La densité de diagnostics renseigne sur la maturité du marché : 19 DPE publiés par l'ADEME à Passy, soit 543 pour 1 000 résidences principales. Un tel volume conditionne les délais de un isolateur intervenant en sous-sol, dont l'intervention sur l'isolation du plancher bas dure deux à quatre jours.
Le choix du scénario change l'assiette : à Passy, elle passe de 30 000 € HT à deux classes à 40 000 € HT dès trois classes. Avec le plancher bas chiffré autour de 2 650 €, l'arbitrage consiste à vérifier si le poste complémentaire nécessaire pour franchir la troisième classe coûte moins que le supplément d'aide qu'il déclenche.
L'écart entre profils est considérable à Passy : 32 000 € pour un ménage très modeste contre 4 000 € pour un ménage aux revenus supérieurs, sur la même assiette de 40 000 € HT. Pour l'isolation du plancher bas, le montage financier n'a donc rien de commun d'un foyer à l'autre.
Trésorerie du projet à Passy : 6 000 € de reste à charge pour le profil le plus aidé, accompagnement pris en charge jusqu'à 2 000 €. Un éco-prêt de quinze ans ramène l'effort à 35 € par mois, à comparer aux 1 550 € d'économie annuelle auxquels le plancher bas participe.

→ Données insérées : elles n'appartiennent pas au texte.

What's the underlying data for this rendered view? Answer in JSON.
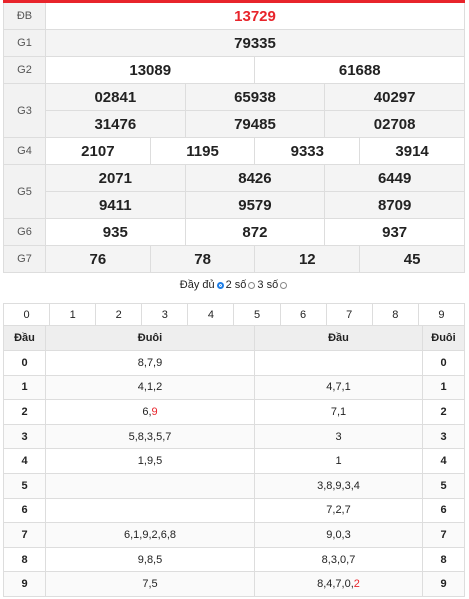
{
  "results": {
    "rows": [
      {
        "label": "ĐB",
        "lines": [
          [
            "13729"
          ]
        ]
      },
      {
        "label": "G1",
        "lines": [
          [
            "79335"
          ]
        ]
      },
      {
        "label": "G2",
        "lines": [
          [
            "13089",
            "61688"
          ]
        ]
      },
      {
        "label": "G3",
        "lines": [
          [
            "02841",
            "65938",
            "40297"
          ],
          [
            "31476",
            "79485",
            "02708"
          ]
        ]
      },
      {
        "label": "G4",
        "lines": [
          [
            "2107",
            "1195",
            "9333",
            "3914"
          ]
        ]
      },
      {
        "label": "G5",
        "lines": [
          [
            "2071",
            "8426",
            "6449"
          ],
          [
            "9411",
            "9579",
            "8709"
          ]
        ]
      },
      {
        "label": "G6",
        "lines": [
          [
            "935",
            "872",
            "937"
          ]
        ]
      },
      {
        "label": "G7",
        "lines": [
          [
            "76",
            "78",
            "12",
            "45"
          ]
        ]
      }
    ],
    "special_color": "#e8242b"
  },
  "filter": {
    "options": [
      "Đầy đủ",
      "2 số",
      "3 số"
    ],
    "selected": 0
  },
  "loto": {
    "digits": [
      "0",
      "1",
      "2",
      "3",
      "4",
      "5",
      "6",
      "7",
      "8",
      "9"
    ],
    "headers": [
      "Đầu",
      "Đuôi",
      "Đầu",
      "Đuôi"
    ],
    "rows": [
      {
        "head": "0",
        "tails": [
          {
            "text": "8,7,9"
          }
        ],
        "heads": null,
        "tail": "0"
      },
      {
        "head": "1",
        "tails": [
          {
            "text": "4,1,2"
          }
        ],
        "heads": [
          {
            "text": "4,7,1"
          }
        ],
        "tail": "1"
      },
      {
        "head": "2",
        "tails": [
          {
            "text": "6,"
          },
          {
            "text": "9",
            "color": "#e8242b"
          }
        ],
        "heads": [
          {
            "text": "7,1"
          }
        ],
        "tail": "2"
      },
      {
        "head": "3",
        "tails": [
          {
            "text": "5,8,3,5,7"
          }
        ],
        "heads": [
          {
            "text": "3"
          }
        ],
        "tail": "3"
      },
      {
        "head": "4",
        "tails": [
          {
            "text": "1,9,5"
          }
        ],
        "heads": [
          {
            "text": "1"
          }
        ],
        "tail": "4"
      },
      {
        "head": "5",
        "tails": null,
        "heads": [
          {
            "text": "3,8,9,3,4"
          }
        ],
        "tail": "5"
      },
      {
        "head": "6",
        "tails": null,
        "heads": [
          {
            "text": "7,2,7"
          }
        ],
        "tail": "6"
      },
      {
        "head": "7",
        "tails": [
          {
            "text": "6,1,9,2,6,8"
          }
        ],
        "heads": [
          {
            "text": "9,0,3"
          }
        ],
        "tail": "7"
      },
      {
        "head": "8",
        "tails": [
          {
            "text": "9,8,5"
          }
        ],
        "heads": [
          {
            "text": "8,3,0,7"
          }
        ],
        "tail": "8"
      },
      {
        "head": "9",
        "tails": [
          {
            "text": "7,5"
          }
        ],
        "heads": [
          {
            "text": "8,4,7,0,"
          },
          {
            "text": "2",
            "color": "#e8242b"
          }
        ],
        "tail": "9"
      }
    ]
  }
}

La part de propriétaires occupants — 74 % à Passy — dessine le volume de projets réellement engageables à court terme sur l'isolation du plancher bas, soit environ 26 logements. Le reste du parc suppose un montage locatif, avec ses propres conditions d'éligibilité.

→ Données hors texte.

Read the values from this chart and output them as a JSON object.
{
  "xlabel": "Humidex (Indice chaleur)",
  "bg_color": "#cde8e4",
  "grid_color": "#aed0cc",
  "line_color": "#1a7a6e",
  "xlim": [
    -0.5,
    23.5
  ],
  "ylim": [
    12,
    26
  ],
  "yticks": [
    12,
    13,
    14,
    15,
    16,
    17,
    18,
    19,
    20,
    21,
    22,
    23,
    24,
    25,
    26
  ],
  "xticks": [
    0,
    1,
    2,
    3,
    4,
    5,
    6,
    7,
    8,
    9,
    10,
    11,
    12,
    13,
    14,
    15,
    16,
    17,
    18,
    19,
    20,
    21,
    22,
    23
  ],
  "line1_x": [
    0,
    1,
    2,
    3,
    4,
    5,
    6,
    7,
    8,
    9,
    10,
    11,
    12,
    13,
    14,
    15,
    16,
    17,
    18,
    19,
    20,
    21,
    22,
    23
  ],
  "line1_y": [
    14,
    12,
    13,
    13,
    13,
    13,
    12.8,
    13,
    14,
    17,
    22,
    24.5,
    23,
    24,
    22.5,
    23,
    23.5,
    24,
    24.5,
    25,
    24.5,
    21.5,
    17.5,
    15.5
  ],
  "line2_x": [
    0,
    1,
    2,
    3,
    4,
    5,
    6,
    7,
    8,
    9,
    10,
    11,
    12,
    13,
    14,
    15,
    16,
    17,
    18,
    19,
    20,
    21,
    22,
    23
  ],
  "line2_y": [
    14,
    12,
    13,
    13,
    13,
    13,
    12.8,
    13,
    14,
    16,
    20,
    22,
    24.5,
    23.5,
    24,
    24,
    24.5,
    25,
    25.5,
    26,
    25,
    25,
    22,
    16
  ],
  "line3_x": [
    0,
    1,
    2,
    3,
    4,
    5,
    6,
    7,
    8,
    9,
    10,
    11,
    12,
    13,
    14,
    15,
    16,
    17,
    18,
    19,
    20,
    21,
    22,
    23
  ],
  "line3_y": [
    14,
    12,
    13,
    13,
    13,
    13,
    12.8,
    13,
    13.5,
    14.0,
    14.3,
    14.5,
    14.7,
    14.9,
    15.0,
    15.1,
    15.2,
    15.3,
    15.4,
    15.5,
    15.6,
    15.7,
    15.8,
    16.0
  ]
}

En cas de contrôle sur site à Passy : la mention de R ≥ 3 m².K/W en sous-face sur local non chauffé sur le devis, la qualification RGE de un isolateur intervenant en sous-sol, et le contrôle de continuité en périphérie. Un dossier complet sécurise jusqu'à 32 000 € d'aide ; un dossier incomplet suspend le versement jusqu'à régularisation.
Le dimensionnement suit l'occupation réelle : 2.00 personne(s) par logement en moyenne à Passy, ce qui fixe la base de calcul à 105 m². L'isolation du plancher bas se calibre sur cette occupation, pas sur la surface cadastrale ni sur la facture de l'année passée.